Памятуя о детях, Леон теперь старался допускать не слишком много ошибок при переписывании. Какое-то время он пытался устроить необъявленную, недоказуемую забастовку, корпея над каждой карточкой как можно дольше: сначала прописывал текст карандашом, а потом обводил чернилами, перенося обстоятельное ученическое чистописание на бумагу.

И хотя ему удалось таким образом понизить производительность до двадцати копий в день, от ученического чистописания у него начались спазмы, а от медлительности ему стало скучно; через несколько дней утомительного безделья он снова дал себе волю и вернулся к естественному темпу работы.

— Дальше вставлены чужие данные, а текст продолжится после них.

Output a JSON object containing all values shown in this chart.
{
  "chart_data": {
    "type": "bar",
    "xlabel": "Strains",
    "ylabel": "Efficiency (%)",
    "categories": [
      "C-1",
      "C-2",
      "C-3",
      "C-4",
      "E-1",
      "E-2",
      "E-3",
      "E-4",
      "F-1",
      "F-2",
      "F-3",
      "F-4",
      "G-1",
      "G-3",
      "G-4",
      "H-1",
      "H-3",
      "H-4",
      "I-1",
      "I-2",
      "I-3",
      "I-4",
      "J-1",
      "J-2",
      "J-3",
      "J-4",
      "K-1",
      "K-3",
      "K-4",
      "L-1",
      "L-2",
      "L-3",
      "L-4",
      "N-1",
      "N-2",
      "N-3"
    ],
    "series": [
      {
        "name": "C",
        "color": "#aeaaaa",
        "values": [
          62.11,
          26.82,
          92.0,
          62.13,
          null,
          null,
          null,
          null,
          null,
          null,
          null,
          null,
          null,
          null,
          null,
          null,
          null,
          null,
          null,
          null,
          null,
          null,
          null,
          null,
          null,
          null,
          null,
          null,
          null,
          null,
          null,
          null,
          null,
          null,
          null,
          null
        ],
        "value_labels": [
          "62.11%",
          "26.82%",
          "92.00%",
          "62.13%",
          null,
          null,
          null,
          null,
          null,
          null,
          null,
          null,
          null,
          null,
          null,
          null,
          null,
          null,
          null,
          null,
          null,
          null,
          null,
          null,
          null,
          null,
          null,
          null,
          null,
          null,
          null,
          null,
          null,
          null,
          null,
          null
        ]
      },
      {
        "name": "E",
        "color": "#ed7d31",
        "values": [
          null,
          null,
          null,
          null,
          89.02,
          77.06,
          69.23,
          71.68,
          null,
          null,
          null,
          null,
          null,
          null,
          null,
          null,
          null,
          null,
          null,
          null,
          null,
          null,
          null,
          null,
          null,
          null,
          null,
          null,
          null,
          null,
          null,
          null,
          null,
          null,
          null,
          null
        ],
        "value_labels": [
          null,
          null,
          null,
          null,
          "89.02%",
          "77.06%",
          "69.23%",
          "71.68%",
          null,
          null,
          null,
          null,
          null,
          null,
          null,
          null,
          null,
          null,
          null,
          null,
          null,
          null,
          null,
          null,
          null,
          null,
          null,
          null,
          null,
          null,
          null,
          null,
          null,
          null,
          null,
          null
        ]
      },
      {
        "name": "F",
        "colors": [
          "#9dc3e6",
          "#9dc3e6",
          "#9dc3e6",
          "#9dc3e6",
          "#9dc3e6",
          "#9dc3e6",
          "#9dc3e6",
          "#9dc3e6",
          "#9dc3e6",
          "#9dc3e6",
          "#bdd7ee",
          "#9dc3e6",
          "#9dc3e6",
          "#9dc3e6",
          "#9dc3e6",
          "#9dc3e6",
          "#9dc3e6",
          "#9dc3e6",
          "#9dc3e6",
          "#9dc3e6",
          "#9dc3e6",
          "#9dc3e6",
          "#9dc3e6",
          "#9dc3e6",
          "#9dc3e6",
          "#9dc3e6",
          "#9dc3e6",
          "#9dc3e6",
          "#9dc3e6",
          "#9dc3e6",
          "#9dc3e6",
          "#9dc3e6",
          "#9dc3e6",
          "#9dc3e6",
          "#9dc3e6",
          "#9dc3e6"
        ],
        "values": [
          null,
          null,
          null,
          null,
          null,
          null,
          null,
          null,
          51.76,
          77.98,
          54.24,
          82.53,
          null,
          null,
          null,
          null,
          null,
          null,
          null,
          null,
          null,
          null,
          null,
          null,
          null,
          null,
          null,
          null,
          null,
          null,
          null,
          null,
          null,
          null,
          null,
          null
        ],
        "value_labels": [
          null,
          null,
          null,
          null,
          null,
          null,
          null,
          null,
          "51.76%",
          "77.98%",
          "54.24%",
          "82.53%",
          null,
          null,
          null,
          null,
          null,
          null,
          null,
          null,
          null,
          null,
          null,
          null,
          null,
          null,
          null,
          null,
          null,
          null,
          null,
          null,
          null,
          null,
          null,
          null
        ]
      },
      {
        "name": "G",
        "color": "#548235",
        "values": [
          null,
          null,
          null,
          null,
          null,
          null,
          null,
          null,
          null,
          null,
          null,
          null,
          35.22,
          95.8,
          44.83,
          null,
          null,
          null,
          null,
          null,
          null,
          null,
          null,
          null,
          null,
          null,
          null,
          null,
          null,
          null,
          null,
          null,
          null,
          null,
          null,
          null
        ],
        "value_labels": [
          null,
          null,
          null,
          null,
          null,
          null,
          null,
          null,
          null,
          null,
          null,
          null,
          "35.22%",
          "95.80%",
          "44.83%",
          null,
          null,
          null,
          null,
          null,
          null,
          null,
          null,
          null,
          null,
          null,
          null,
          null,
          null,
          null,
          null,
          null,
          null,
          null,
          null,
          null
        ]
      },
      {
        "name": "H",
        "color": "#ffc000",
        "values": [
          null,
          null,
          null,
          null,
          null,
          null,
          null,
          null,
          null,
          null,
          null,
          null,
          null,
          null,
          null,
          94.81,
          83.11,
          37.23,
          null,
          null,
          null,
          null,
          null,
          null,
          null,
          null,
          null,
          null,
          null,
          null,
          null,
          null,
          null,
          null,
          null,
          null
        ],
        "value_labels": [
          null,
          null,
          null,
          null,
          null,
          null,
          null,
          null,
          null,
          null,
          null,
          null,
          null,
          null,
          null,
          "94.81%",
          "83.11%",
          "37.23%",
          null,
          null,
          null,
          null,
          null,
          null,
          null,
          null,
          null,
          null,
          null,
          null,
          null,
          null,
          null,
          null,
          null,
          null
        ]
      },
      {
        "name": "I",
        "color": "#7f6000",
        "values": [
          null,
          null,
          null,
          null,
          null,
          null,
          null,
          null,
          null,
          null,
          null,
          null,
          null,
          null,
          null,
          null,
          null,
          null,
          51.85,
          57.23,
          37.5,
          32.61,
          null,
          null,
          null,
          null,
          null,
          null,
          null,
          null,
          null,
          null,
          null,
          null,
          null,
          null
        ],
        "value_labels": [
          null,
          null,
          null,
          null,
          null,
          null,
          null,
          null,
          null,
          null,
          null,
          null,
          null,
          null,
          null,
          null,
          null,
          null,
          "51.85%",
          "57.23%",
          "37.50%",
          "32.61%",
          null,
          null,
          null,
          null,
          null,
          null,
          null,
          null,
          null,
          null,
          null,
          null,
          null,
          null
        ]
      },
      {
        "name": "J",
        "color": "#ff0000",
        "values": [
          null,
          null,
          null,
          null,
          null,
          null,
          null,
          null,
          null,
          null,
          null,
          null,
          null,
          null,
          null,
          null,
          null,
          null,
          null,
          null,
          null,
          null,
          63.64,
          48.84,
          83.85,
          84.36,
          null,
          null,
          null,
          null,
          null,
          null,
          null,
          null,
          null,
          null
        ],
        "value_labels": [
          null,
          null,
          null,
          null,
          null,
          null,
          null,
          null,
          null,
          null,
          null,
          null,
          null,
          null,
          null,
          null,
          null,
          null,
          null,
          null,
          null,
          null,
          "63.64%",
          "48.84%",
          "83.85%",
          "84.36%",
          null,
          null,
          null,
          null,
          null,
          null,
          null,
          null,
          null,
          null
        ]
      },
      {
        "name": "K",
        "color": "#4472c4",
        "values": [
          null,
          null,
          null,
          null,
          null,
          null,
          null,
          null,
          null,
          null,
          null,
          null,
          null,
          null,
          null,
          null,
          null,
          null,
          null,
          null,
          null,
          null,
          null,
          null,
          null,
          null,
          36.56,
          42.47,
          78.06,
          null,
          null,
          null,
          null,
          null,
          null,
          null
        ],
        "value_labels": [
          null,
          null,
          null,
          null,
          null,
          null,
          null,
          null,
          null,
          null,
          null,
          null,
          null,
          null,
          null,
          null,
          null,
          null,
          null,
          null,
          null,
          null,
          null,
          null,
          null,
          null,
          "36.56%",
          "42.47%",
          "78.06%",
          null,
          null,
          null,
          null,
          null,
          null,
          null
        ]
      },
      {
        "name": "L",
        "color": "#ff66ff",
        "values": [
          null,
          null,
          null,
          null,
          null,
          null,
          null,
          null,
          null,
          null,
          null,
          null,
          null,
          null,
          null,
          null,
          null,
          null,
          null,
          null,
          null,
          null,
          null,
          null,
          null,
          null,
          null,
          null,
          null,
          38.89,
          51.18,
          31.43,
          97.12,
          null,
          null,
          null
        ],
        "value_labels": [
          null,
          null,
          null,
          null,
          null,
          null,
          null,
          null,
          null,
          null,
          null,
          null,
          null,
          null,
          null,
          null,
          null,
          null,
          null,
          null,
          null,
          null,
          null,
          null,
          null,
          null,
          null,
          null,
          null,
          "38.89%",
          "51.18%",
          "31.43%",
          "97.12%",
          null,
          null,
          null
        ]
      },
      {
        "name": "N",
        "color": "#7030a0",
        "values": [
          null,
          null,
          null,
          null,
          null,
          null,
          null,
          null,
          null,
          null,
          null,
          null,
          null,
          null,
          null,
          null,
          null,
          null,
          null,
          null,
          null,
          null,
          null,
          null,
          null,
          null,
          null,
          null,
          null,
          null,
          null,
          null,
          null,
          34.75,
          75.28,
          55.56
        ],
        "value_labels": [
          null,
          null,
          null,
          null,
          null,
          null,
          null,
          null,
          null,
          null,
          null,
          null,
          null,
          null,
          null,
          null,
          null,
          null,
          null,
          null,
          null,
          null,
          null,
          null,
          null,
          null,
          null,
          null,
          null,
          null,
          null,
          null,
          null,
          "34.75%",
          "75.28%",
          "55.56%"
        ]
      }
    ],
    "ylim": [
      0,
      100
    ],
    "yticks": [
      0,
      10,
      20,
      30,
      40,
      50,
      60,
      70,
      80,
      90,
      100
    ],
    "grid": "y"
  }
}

Однако арабский мокко, который по приказу хауптштурмфюрера Кнохена ему доставляли со зловещим постоянством, Леон не пил; он убирал нераспечатанные чёрно-бело-красные упаковки по четверть кило в шкаф, где хранил и итальянскую кофеварку. Настольную лампу он поставил на подоконник у своего письменного стола, а после того, как хауптштурмфюрер не показывался целый месяц, совсем убрал её и вернул свою, нашедшуюся на чердаке, коптилку.

Но всё снова изменилось солнечным утром позднего лета, после ночного ливня. По пути на работу Леон пинал каштан по блестящей мостовой и смотрел наверх на уборщиц, которые в открытых окнах орудовали метёлками; на мосту Сен-Мишель он поднял последний каштан и, размахнувшись, швырнул его в Сену; а свернув на набережную Орфевр, он просто ради удовольствия пробежался пару метров.

Когда он пришел в лабораторию, то увидел на своём столе новую лампу Сименс, старая коптилка исчезла. Леон поискал во всех углах, вышел в коридор, посмотрел налево и направо, почесал затылок и наморщил лоб. Потом вернулся за свой письменный стол, взял верхнюю карточку из стопки и приступил к работе.

Его опасения подтвердились только к вечеру. Вернувшись из туалета, он застал в своём кресле хауптштурмфюрера Кнохена. Тот сидел, подперев лицо кулаками, и выглядел обессиленным и уставшим от забот.

– Что вы там стоите? Входите, Лё Галль, и закройте дверь.

– Добрый день, господин хауптштурмфюрер. Давно вас не видно.

– Оставим этот спектакль. Мне не до игр. Мы взрослые мужчины.

– Как пожелаете, хауптштурмфюрер.

– Штандартенфюрер, меня повысили в звании.